Description
Description
The following code:
<?php
var_dump(filter_var('https://sub_domain.example.com', FILTER_VALIDATE_URL));
var_dump(filter_var('https://ex_ample.com', FILTER_VALIDATE_URL));
Resulted in this output:
bool(false)
bool(false)
But I expected this output instead:
string(30) "https://sub_domain.example.com"
string(20) "https://ex_ample.com"
The underscore is a valid character according to the RFC 2396 section 2.3:
Unreserved Characters
Data characters that are allowed in a URI but do not have a reserved
purpose are called unreserved.

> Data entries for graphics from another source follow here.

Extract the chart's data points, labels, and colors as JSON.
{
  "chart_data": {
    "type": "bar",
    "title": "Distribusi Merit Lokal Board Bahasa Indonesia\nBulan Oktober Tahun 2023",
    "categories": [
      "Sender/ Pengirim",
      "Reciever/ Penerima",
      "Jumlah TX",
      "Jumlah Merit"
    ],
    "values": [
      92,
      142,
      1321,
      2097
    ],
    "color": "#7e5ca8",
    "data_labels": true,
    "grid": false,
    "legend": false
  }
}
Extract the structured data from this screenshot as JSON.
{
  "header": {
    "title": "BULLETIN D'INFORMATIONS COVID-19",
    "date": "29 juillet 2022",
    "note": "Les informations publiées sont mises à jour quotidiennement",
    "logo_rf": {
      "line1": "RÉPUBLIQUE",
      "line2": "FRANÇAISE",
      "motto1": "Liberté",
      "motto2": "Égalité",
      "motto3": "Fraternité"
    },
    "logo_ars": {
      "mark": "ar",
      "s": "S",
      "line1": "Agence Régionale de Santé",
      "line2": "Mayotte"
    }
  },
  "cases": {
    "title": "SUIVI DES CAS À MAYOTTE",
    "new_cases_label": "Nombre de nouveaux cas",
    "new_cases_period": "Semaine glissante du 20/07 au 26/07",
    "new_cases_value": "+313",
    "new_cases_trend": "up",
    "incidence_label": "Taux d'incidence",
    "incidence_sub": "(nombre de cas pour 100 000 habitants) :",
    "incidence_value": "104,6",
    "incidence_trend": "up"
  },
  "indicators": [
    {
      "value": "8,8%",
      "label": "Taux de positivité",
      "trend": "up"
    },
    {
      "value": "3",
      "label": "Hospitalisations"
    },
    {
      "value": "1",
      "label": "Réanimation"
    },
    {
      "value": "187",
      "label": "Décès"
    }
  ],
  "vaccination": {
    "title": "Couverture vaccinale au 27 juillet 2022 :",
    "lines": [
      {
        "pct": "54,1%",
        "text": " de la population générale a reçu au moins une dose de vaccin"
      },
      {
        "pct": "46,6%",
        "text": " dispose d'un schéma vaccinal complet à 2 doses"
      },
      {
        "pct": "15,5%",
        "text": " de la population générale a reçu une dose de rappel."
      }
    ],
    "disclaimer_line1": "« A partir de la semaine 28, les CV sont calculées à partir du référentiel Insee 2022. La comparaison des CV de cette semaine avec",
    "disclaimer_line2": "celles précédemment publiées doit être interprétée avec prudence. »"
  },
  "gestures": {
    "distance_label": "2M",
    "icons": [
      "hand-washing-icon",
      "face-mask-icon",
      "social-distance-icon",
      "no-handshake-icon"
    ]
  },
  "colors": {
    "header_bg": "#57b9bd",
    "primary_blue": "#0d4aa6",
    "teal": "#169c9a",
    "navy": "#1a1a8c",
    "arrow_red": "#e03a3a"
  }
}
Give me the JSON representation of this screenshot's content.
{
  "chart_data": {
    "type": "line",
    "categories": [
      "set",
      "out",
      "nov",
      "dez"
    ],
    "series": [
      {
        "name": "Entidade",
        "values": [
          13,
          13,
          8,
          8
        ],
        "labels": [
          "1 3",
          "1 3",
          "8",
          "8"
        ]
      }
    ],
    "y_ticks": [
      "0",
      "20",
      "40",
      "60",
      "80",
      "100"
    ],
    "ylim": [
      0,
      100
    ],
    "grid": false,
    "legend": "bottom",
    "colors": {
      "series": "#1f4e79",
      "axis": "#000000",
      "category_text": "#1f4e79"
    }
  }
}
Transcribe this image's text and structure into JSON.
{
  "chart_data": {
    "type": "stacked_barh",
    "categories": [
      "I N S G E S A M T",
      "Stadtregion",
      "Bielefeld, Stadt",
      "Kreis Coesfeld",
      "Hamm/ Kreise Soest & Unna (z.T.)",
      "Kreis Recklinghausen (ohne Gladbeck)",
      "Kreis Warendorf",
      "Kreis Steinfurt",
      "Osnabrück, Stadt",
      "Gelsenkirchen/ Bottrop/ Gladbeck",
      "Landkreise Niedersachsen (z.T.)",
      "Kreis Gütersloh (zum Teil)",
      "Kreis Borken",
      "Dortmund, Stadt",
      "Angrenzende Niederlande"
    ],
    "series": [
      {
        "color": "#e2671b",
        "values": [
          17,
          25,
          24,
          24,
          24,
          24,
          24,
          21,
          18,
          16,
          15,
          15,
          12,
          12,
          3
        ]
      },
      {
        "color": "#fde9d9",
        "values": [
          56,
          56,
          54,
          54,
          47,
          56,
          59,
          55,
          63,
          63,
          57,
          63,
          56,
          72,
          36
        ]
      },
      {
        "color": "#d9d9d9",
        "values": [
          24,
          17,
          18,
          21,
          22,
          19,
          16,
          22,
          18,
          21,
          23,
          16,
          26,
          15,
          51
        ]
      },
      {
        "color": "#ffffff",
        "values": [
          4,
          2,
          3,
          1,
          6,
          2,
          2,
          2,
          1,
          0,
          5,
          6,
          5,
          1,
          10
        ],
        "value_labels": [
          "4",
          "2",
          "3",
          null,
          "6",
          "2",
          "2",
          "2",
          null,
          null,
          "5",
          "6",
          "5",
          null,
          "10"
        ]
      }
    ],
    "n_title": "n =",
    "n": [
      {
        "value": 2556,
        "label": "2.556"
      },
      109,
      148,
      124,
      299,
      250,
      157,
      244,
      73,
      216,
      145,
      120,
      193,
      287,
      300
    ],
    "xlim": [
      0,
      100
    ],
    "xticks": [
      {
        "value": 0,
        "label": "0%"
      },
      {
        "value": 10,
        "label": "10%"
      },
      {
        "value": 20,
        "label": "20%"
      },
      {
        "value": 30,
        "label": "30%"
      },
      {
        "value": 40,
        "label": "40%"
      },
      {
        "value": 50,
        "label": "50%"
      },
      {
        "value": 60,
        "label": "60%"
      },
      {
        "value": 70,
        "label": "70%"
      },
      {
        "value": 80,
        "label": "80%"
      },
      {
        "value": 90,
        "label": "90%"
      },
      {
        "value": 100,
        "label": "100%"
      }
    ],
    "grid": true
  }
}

These include upper and lower case
letters, decimal digits, and a limited set of punctuation marks and
symbols.unreserved = alphanum | mark mark = "-" | "_" | "." | "!" | "~" | "*" | "'" | "(" | ")"
Unreserved characters can be escaped without changing the semantics
of the URI, but this should not be done unless the URI is being used
in a context that does not allow the unescaped character to appear.
But this filter fails if a underscore is present in the domain or subdomain portion of the URL.
This RFC is superseded by RFC 3986, but the underscore is still in the unreserved characters:
unreserved = ALPHA / DIGIT / "-" / "." / "_" / "~"
PHP Version
PHP 8.4.4
Operating System
No response